Whether, if both parties expected that the deed should define by metes and bounds the land to be conveyed, and should contain the usual covenants of title, and there was an honest misunderstanding as to the lots which the defendant owned and was to convey, and the plaintiff drew the deed according to his understanding of the bargain, and the defendant executed it without a knowledge of its contents, supposing that it did not include the Cheever lot, these facts could be set up as a defence under the St. of 1883, c. 223, § 14, is a question which deserves consideration. Upon such a state of facts, it is apparent that the thirteen hundred dollars were paid by Anna F. Page as the consideration of the purchase of all the land described in the deed, including the Cheever lot, while the money was received by the defendant as the consideration of the sale of his land excluding the Cheever lot. If the defendant is not bound by the deed as it is, it cannot be reformed against the consent of the plaintiff, so as to exclude the Cheever lot, because that would be to make a contract which the plaintiff never intended to make. If the deed were declared void, the defendant cannot retain the consideration paid. If a suit in equity had been brought by the defendant to rescind the deed or to declare it void, and this relief were granted, an account might be taken of the rents and profits received by the plaintiff and Anna F. Page from the defendant’s land while he and she held possession under the deed, and of the consideration paid, with interest, and a balance be struck, *33and the defendant might be ordered to pay this balance, if any was due from him, and this might be charged as a lien upon the land, until paid, or the payment of it might be made a condition of the decree. Bloomer v. Skittle, L. R. 13 Eq. 427. Torrance v. Bolton, L. R. 14 Eq. 124, 136, and L. R. 8 Ch. 118. Allen v. Hammond, 11 Pet. 63, 72. Daniel v. Mitchell, 1 Story, C. C. 172. Brown v. Lamphear, 35 Vt. 252. Adams Eq. 191. Kerr on Fraud and Mistake, (2d ed.) 373. The fact that the deed was to Anna F. Page, who paid the money, and that the plaintiff is a devisee under her will, might require that the legal representatives of her estate should be made parties to the suit in equity in order that complete justice might be done.
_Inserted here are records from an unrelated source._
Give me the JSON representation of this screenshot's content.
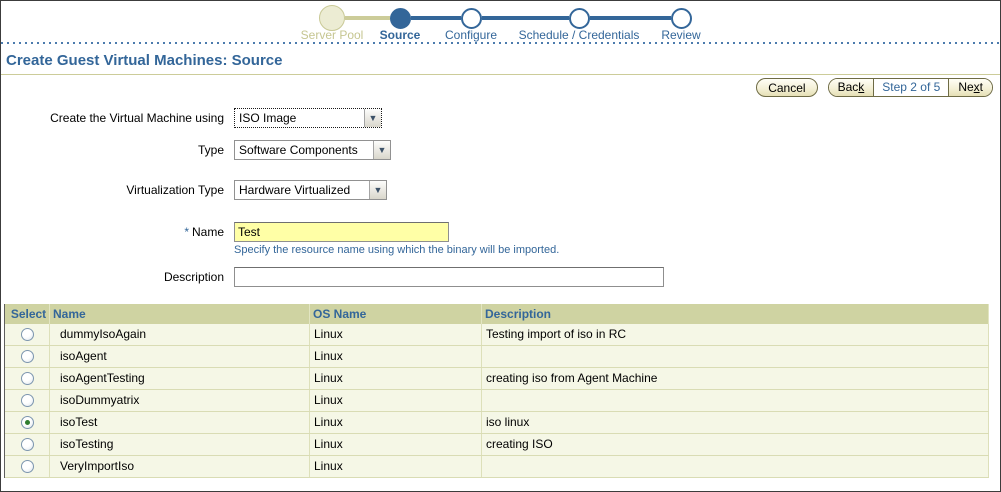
{
  "colors": {
    "accent_blue": "#336699",
    "train_tan": "#CCCC99",
    "table_header_bg": "#CFD3A2",
    "table_row_bg": "#F5F7E6",
    "required_field_bg": "#FFFFA6",
    "button_border": "#6E6B45",
    "selected_radio_dot": "#2F7D2F"
  },
  "train": {
    "steps": [
      {
        "label": "Server Pool",
        "state": "visited"
      },
      {
        "label": "Source",
        "state": "current"
      },
      {
        "label": "Configure",
        "state": "future"
      },
      {
        "label": "Schedule / Credentials",
        "state": "future"
      },
      {
        "label": "Review",
        "state": "future"
      }
    ]
  },
  "header": {
    "title": "Create Guest Virtual Machines: Source"
  },
  "nav": {
    "cancel_label": "Cancel",
    "back_prefix": "Bac",
    "back_accesskey": "k",
    "back_suffix": "",
    "step_indicator": "Step 2 of 5",
    "next_prefix": "Ne",
    "next_accesskey": "x",
    "next_suffix": "t"
  },
  "form": {
    "create_using": {
      "label": "Create the Virtual Machine using",
      "value": "ISO Image"
    },
    "type": {
      "label": "Type",
      "value": "Software Components"
    },
    "virtualization_type": {
      "label": "Virtualization Type",
      "value": "Hardware Virtualized"
    },
    "name": {
      "required_marker": "*",
      "label": "Name",
      "value": "Test",
      "hint": "Specify the resource name using which the binary will be imported."
    },
    "description": {
      "label": "Description",
      "value": ""
    }
  },
  "table": {
    "columns": [
      "Select",
      "Name",
      "OS Name",
      "Description"
    ],
    "selected_row_name": "isoTest",
    "rows": [
      {
        "name": "dummyIsoAgain",
        "os_name": "Linux",
        "description": "Testing import of iso in RC"
      },
      {
        "name": "isoAgent",
        "os_name": "Linux",
        "description": ""
      },
      {
        "name": "isoAgentTesting",
        "os_name": "Linux",
        "description": "creating iso from Agent Machine"
      },
      {
        "name": "isoDummyatrix",
        "os_name": "Linux",
        "description": ""
      },
      {
        "name": "isoTest",
        "os_name": "Linux",
        "description": "iso linux"
      },
      {
        "name": "isoTesting",
        "os_name": "Linux",
        "description": "creating ISO"
      },
      {
        "name": "VeryImportIso",
        "os_name": "Linux",
        "description": ""
      }
    ]
  }
}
A. D. Bosson, for the plaintiff.
W. B. Durant, for the defendant.
The St. of 1883, c. 223, § 14, permits a defendant to allege, as a defence in an action at law, “ any facts that would entitle him in equity to be absolutely and unconditionally relieved against the plaintiff’s claim or cause of action.” It deserves consideration whether this permits a defendant, in an action at law, to allege facts in defence which, according to the usual practice in equity, entitle him to be relieved against the plaintiff’s cause of action only upon condition that he pay money or secure the payment of it, or perform some other act when it is not alleged that the condition has been performed, or that there has been a tender of performance. See Scott v. Littledale, 8 El. & Bl. 815; Perez v. Oleaga, 11 Exch. 506.
As there must be a new trial, we have deemed it proper to call the attention of the defendant to some of the questions which may hereafter arise, although they are not now before us.
For these reasons, a majority of the court are of the opinion that the exceptions must be sustained.